Poucas imagens são tão vinculadas ao trabalho degradante quanto a de homens, com rostos cobertos de fuligem negra, saindo de uma mina de carvão mineral. Poucos episódios simbolizam tão bem a poluição do ar quanto o grande nevoeiro letal, resultante de uma mistura de névoa natural com fumaça negra, que encobriu a cidade de Londres, em 1952. O fenômeno, que matou 12 mil londrinos, especialmente crianças e idosos, ficou conhecido como Big Smoke. Desde então, a fama de feio, sujo e malvado não se desgrudou mais do carvão - o combustível fóssil que mudou a face do mundo propiciando a Revolução Industrial.

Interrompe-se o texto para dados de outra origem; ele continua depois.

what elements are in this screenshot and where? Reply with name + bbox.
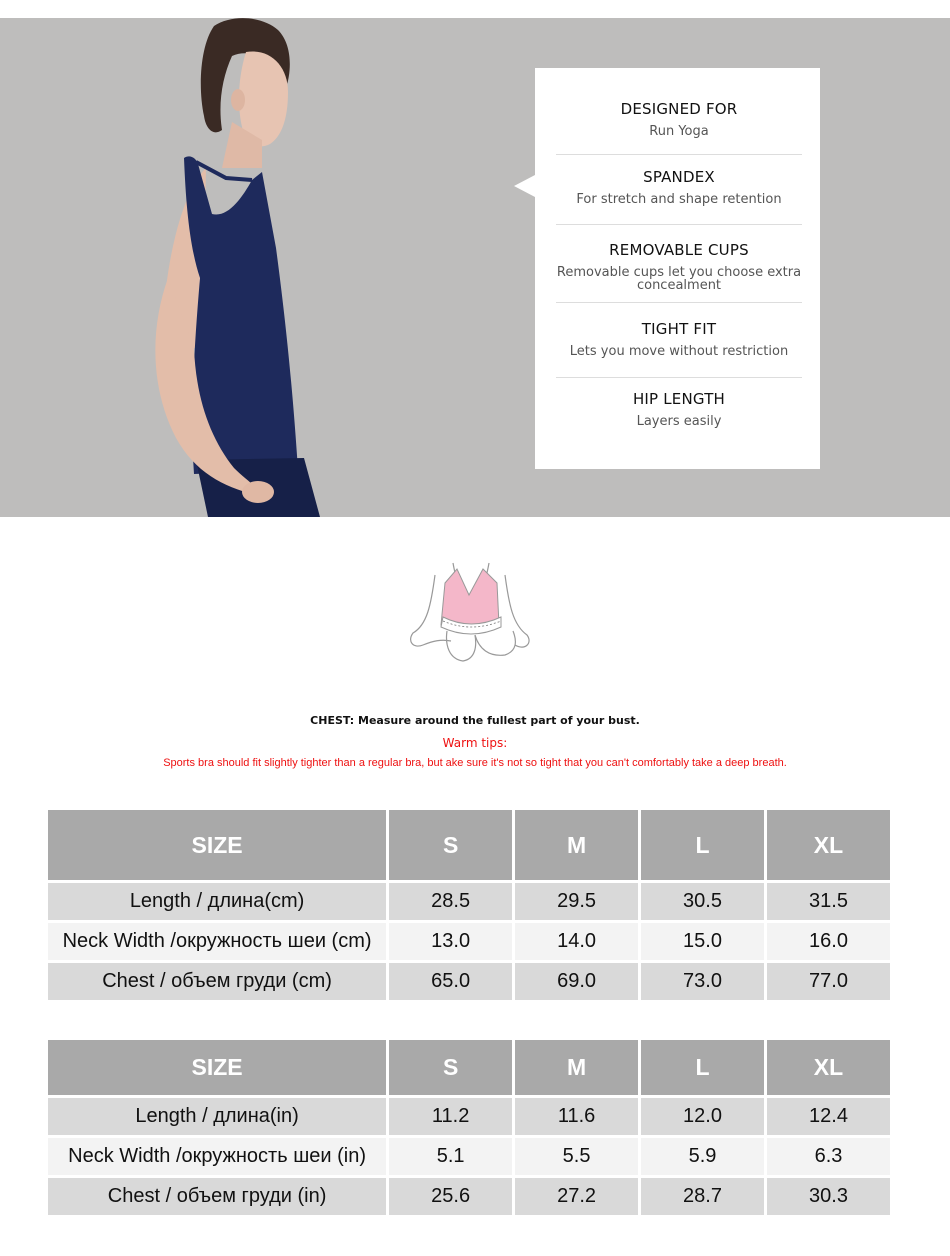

Dois séculos se passaram e ainda hoje o carvão é a principal fonte geradora de energia elétrica do mundo. Países como Estados Unidos, Japão, China, Índia, África do Sul e Rússia são tão dependentes do carvão no século XXI, quanto era a Inglaterra, no século XIX. O Brasil é uma rara exceção. Aqui, o carvão tem um peso irrisório na matriz energética, apenas 1,5%. No mundo, ele responde por 41%. Motivo de tamanho poder? Preço baixo, oferta abundante e estoques longevos. As reservas de carvão somam hoje 860 bilhões de toneladas e são suficientes para 130 anos - pouco mais que o dobro da vida útil prevista para o petróleo, que pode se exaurir em cerca de seis décadas.